Problem with Repeat
xanatos opened this issue · comments
I'm trying to create an importer for the unicode NameList.txt (http://www.unicode.org/Public/UNIDATA/NamesList.html the grammar and https://www.unicode.org/Public/UCD/latest/ucd/NamesList.txt the data). I've been able to do it using your peg 2.0.0 library but there are two bugs in your library/features I didn't comprehend that I had to work around.
The Repeat() extension method seems to "eat" a character even when it fails (it doesn't backtrack).
Source code: KlcImporter.zip
To reproduce: run the program. It will generate a output.txt . You can compare it with the original NameList.txt (for example with WinMerge) and they should be equal. Now replace
public virtual Expression Char() => X() + X() + X() + X() + ~(X() + ~X());
with
public virtual Expression Char() => X().Repeat(4, 6);
Re-run the program.
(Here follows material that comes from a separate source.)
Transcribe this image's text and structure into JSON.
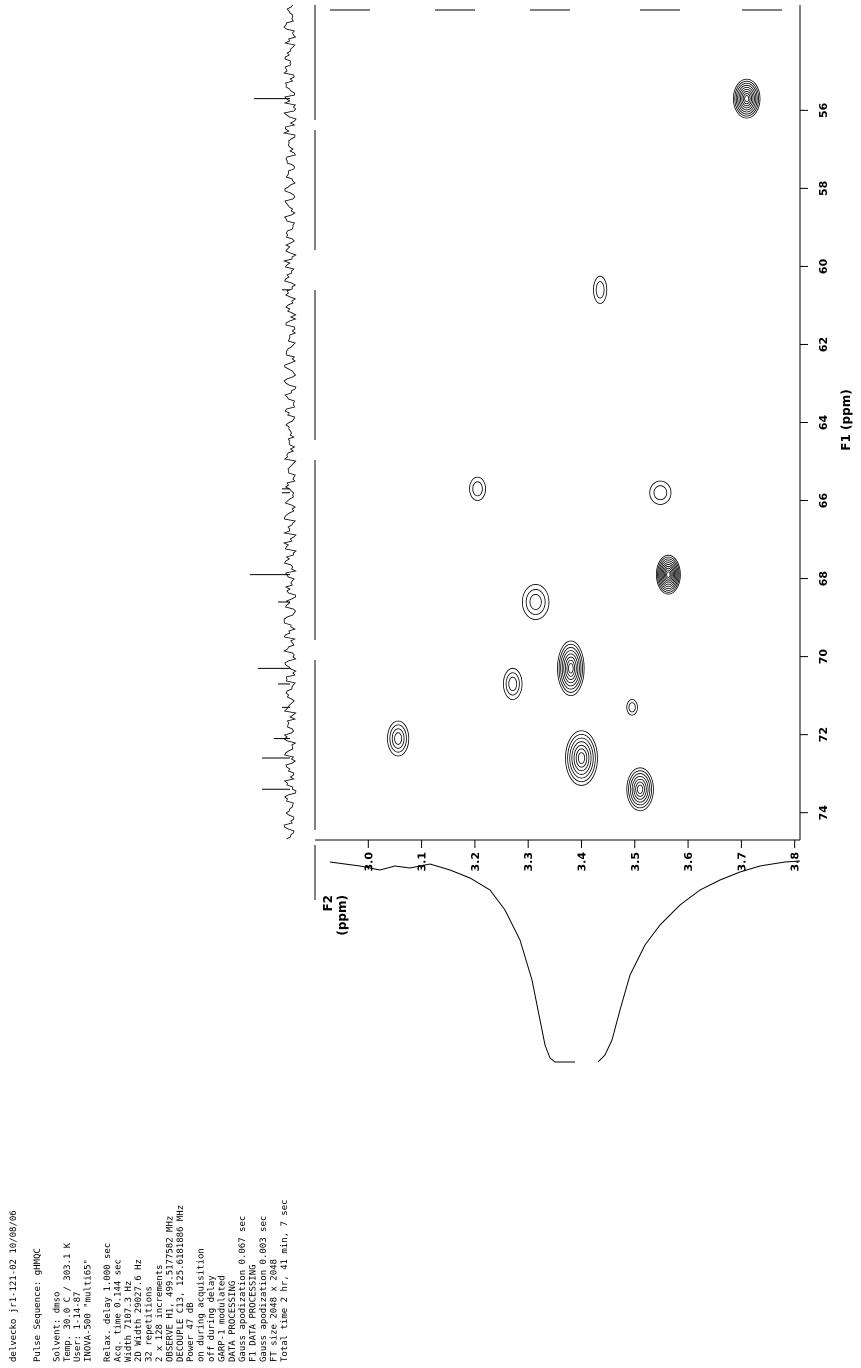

Now the files are different ("Danish, Norwegian, Swedish, Walloon" becomes "anish, Norwegian, Swedish, Walloon"). A single character is "eaten" in the ExpandLineContainerElement() expression by the Repeat(), and even when it fails it isn't returned to the stream. The sequence should be: EscChar() fails, Char() begins, reads one character, fails, doesn't backtrack the read character (error), String() reads one less character.
P.S. I've added a
static CharacterSet To(this char from, char to, Func<char, bool> predicate)
extension overload . I feel it would be a good addiction to the ones you already implement. It is useful for implementing rules like "<sequence of characters in the range U+0020..U+02FF, except controls>"